There are also other directives that can be added to a rule, such as params:, log:, resources:, and so on. Again, we will cover these more during the Develop portion of the workshop.

You'll notice that the use of curly brackets {} is prevalent in Snakemake. In the shell: directive, {input} and {output} mean that Snakemake will directly plug in whatever is defined in the input: and output: directives into the shell command.

However, you'll also notice the word {locus_id} in curly brackets in both the input: and output: directives. This is called a wildcard and is one of the most important concepts in understanding how Snakemake workflows are run.

Wildcards

Snakemake works backwards from a target rule, usually called rule all: and tries to complete the output: directives for each rule. Importantly, output: directives are interpreted as a list of files. The problem is that we can't always type out the entire list of files output for each rule, or in some cases we may not even know the names of the output files.

Enter wildcards. Wildcards are essential to know about when running a workflow so you know how to setup your input files. Wildcards are patterns that Snakemake uses to find and define file names. Recall in our job array where we used a manifest file and then parsed out a locus ID from that list of files. This locus ID is a wildcard.

loci/locus1.fasta
loci/locus2.fasta
loci/locus3.fasta
...
loci/locus1453.fasta

The wildcards will be determined by the pipeline inputs, but are parsed by the workflow itself. This means its crucial to follow the file naming conventions specifed in the documentation of the workflow.

You may already have run into naming conventions in your own scripts which help you understand where a file came from, what sample number it is, and what steps in the analysis it has been through. For example, in the demo rule graph, we start with fasta files, so files may be named locus1.fasta, locus2.fasta, etc. Subsequent steps might have the output files be named locus1_aligned.fasta, locus2_aligned.fasta, etc. Wildcards take the part of the file name that is variable and substitutes it in the rule. In the mafft_align rule above, the {locus_id} will be replaced with the actual locus ID, such as 1, 2, etc. Under the hood, Snakemake will create a list of all potential inputs and outputs for each rule using these wildcards so it knows exactly what files to look for and what files it needs to generate.

Preparing the config file

Every Snakemake workflow you run will have different inputs and parameters required to run it. Hopefully these are very well documented in the workflow's documentation.

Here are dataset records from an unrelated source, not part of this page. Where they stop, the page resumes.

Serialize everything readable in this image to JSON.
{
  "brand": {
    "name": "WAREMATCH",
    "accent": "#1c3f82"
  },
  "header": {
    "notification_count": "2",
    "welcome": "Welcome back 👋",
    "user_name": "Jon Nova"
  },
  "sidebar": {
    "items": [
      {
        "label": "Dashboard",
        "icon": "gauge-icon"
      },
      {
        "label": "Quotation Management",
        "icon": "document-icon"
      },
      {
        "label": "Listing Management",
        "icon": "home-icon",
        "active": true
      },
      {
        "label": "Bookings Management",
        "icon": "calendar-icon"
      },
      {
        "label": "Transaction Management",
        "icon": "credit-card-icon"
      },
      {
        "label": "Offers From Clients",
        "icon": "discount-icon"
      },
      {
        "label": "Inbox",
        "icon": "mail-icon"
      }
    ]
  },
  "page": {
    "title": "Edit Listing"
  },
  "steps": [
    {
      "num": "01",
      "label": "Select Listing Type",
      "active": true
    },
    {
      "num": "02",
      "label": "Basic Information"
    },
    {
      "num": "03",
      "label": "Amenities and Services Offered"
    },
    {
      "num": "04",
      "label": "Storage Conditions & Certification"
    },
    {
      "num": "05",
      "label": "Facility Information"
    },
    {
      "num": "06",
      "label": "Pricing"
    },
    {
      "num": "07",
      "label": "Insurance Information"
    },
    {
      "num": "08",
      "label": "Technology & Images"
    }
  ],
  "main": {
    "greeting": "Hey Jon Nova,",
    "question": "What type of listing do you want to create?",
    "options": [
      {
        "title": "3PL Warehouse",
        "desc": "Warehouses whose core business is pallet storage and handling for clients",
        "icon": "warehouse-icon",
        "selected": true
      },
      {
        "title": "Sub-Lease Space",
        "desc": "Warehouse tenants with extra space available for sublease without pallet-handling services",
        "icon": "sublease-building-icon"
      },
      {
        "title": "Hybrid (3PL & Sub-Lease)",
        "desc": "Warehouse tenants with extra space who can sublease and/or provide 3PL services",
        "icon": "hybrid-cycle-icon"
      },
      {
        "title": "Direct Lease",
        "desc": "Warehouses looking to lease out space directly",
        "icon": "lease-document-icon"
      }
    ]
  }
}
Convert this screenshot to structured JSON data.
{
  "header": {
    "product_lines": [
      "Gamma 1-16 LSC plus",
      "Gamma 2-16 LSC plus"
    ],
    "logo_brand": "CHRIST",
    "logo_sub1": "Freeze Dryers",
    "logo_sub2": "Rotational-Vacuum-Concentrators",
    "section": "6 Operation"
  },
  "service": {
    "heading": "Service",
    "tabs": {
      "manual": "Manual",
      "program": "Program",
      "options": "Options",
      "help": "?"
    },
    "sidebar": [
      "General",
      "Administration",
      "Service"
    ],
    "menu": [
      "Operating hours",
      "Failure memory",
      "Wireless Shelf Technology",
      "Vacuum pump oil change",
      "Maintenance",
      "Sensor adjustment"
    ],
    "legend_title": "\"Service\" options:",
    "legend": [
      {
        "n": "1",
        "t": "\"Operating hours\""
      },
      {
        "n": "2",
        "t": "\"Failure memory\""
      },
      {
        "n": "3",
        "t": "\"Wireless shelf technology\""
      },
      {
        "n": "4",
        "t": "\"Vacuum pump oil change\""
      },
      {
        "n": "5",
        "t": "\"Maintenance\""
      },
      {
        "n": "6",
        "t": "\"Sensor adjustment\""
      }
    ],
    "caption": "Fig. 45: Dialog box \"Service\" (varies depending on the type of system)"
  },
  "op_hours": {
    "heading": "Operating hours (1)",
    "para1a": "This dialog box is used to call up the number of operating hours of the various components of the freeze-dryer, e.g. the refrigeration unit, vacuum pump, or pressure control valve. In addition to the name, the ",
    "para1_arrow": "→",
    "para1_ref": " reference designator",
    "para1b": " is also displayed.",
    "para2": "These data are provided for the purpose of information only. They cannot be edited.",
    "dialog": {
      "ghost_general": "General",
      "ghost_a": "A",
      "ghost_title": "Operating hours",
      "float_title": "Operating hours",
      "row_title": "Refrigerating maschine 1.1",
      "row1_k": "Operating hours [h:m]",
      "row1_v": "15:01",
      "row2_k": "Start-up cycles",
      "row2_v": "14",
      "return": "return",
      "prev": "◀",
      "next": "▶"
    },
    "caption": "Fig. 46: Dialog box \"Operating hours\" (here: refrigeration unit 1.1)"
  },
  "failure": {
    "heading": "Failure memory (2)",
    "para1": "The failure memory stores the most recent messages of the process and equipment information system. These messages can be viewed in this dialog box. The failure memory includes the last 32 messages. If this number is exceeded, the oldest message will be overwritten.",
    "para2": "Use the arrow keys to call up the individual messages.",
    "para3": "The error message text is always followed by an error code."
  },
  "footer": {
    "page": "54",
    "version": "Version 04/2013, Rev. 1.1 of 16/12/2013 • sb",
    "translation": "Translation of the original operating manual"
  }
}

All of the inputs and parameters should be specified with a config file. This is a YAML formatted text file, which means options are usually specfied as <option_name>: <value>. For instance, for the very basic mafft_align rule above, the config file would need to specify the path to the manifest file, listing all the input fasta files:

manifest_file: path/to/manifest.txt

This manifest file would be parsed elsewhere in the workflow and the list of files used directly or the wildcards extracted from their filenames.

Demo workflow

Let's run a demo workflow. Using the terminal, navigate to the run/ directory of the workshop materials. When you ls in this directory, you should see a file called demo.smk. This is a Snakemake workflow script. We've prepared a very simple workflow that counts the words and lines in any number of files specified. What happens if we try to run this workflow?

Exercise: Try running the workflow. For Snakemake workflows, at minimum you need to specify the path to the workflow file and the number of cores (or jobs) the workflow should use (or spawn).

snakemake -j 1 -s demo.smk

Command breakdown

Command line option	Description
`snakemake`	The call to the Snakemake program
`-j 1`	This tells the workflow to use 1 processing core
`-s demo.smk`	The path to the workflow script file

What happened? We got an error referring to something about a sample_sheet. This is because we haven't done anything to prepare our particular input files for this workflow. Snakemake scripts should be generalizeable to any set of similar inputs, so we need to know how to prepare our own inputs to run through the file. The workflow documentation is crucial for this.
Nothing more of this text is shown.